Menu

Effecten van culturele diversiteit in teams en ondernemingen

Cultuurverschillen maken het leven interessanter, maar kunnen ook een bron van ergernis zijn. Andere opvattingen en gebruiken zijn een verrijking van onze cultuur, maar maken ons soms ook onzeker. Is het dragen van een hoofddoek een ongewenste privéaangelegenheid of een recht? Is het neerslaan van de ogen een teken van achterbaksheid of juist van respect? Kan een transportbedrijf zijn islamitische chauffeurs dwingen om een lading sterke drank te vervoeren? Hoe moet een bankdirecteur reageren op een Aziatische secretaresse die niet rechtuit durft te zeggen dat ze zijn instructies niet snapt? Dit zijn belangrijke vragen voor de hedendaagse manager en de multiculturele onderneming. Wat zijn de gevolgen van culturele diversiteit voor het sociale klimaat en de prestaties van teams? Daarover gaat dit deel.

De effecten van diversiteit in teams zijn al vele jaren het onderwerp van onderzoek.

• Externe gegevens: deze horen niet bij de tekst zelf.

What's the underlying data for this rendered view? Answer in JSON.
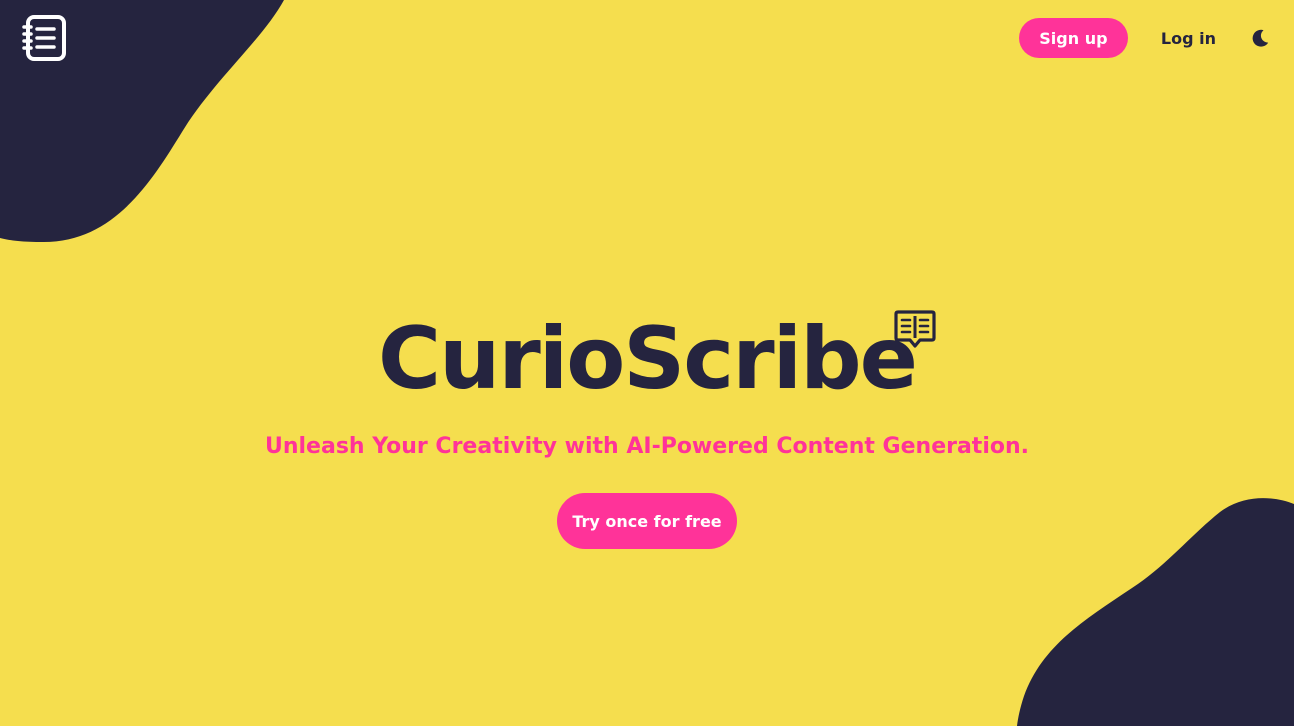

Het meeste daarvan heeft in de VS plaatsgevonden. De eerste onderzoeken hebben zich vooral gericht op diversiteit wat betreft leeftijd, geslacht en opleiding. De laatste decennia is de aandacht van onderzoekers verschoven naar culturele diversiteit, die nog eens boven op de diversiteit in geslacht, leeftijd en opleiding komt. Uit de onderzoeken komt een zeer gevarieerd en tegenstrijdig beeld naar voren: zowel positieve als negatieve effecten van culturele diversiteit worden vermeld. Om effectief te zijn, moeten multiculturele groepen de voor- en nadelen die met diversiteit gepaard kunnen gaan succesvol hanteren. Hiervoor is inzicht nodig in de verschillende typen diversiteit en de consequenties daarvan voor het gedrag van de groepsleden.

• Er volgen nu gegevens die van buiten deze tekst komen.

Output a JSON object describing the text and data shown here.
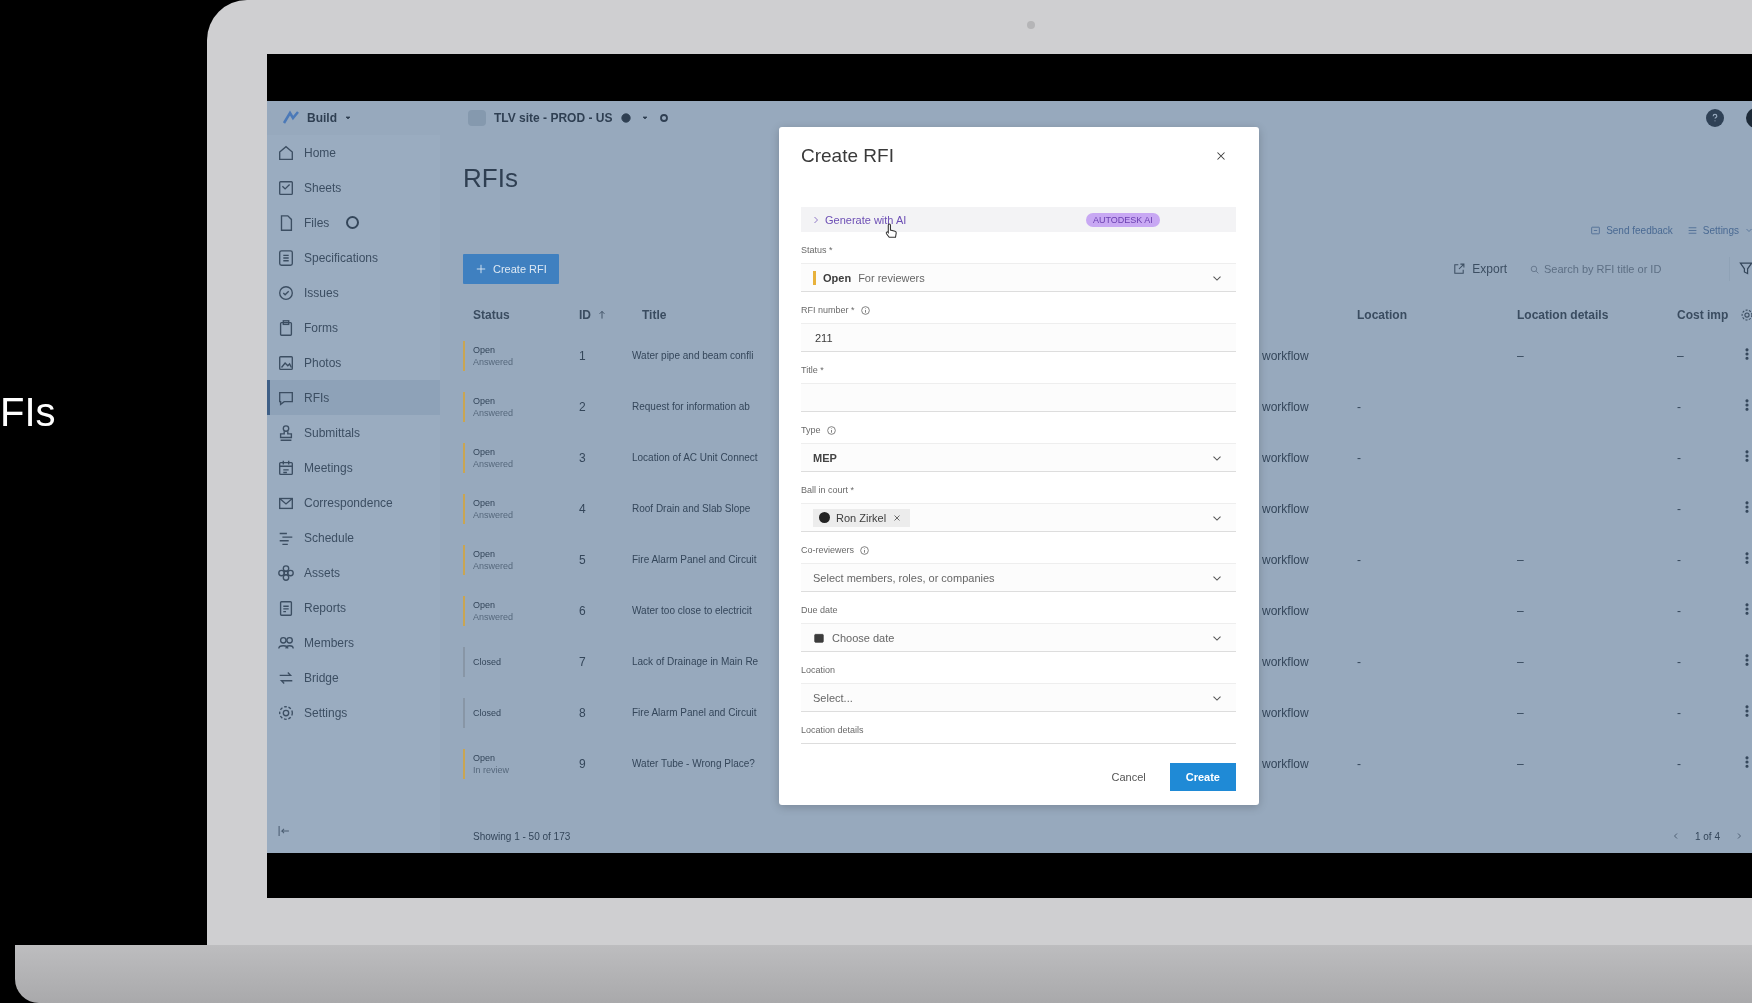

Soms leveren etnisch heterogene groepen inderdaad betere prestaties dan etnisch homogene groepen. Verscheidenheid kan leiden tot creatievere en kwalitatief betere oplossingen, maar kan ook averechts werken. Hieronder zullen we een overzicht geven van principes ter verklaring van de gevonden effecten.

Onderzoekers hebben verschillende verklaringen gegeven voor de positieve gevolgen van culturele diversiteit op de werkvloer. Welke groepsprocessen precies leiden tot het kwalitatieve voordeel van heterogene groepen is ondanks het vele verrichte onderzoek niet eenduidig naar voren gekomen. De belangrijkste troeven van etnisch heterogene groepen lijken hun cognitieve diversiteit en geringere neiging van hun leden tot conformisme te zijn.

Hambrick et al (1998) veronderstellen dat culturele diversiteit gepaard gaat met cognitieve diversiteit. De meest steekhoudende verklaring lijkt te zijn dat in heterogene groepen een grotere verscheidenheid aan invalshoeken en perspectieven aanwezig is vanwege de verschillende culturele achtergronden van de groepsleden. Dit leidt tot een hogere creativiteit en kwaliteit. McLeod et al. (1996) noemen dit ‘value-in-diversity’: cognitieve diversiteit heeft positieve effecten op organisatie-uitkomsten. Afwijkende meningen kunnen teamleden stimuleren om op een andere manier na te denken dan ze gewend zijn. (Bron: van Oudenhoven, 2012, p. 128)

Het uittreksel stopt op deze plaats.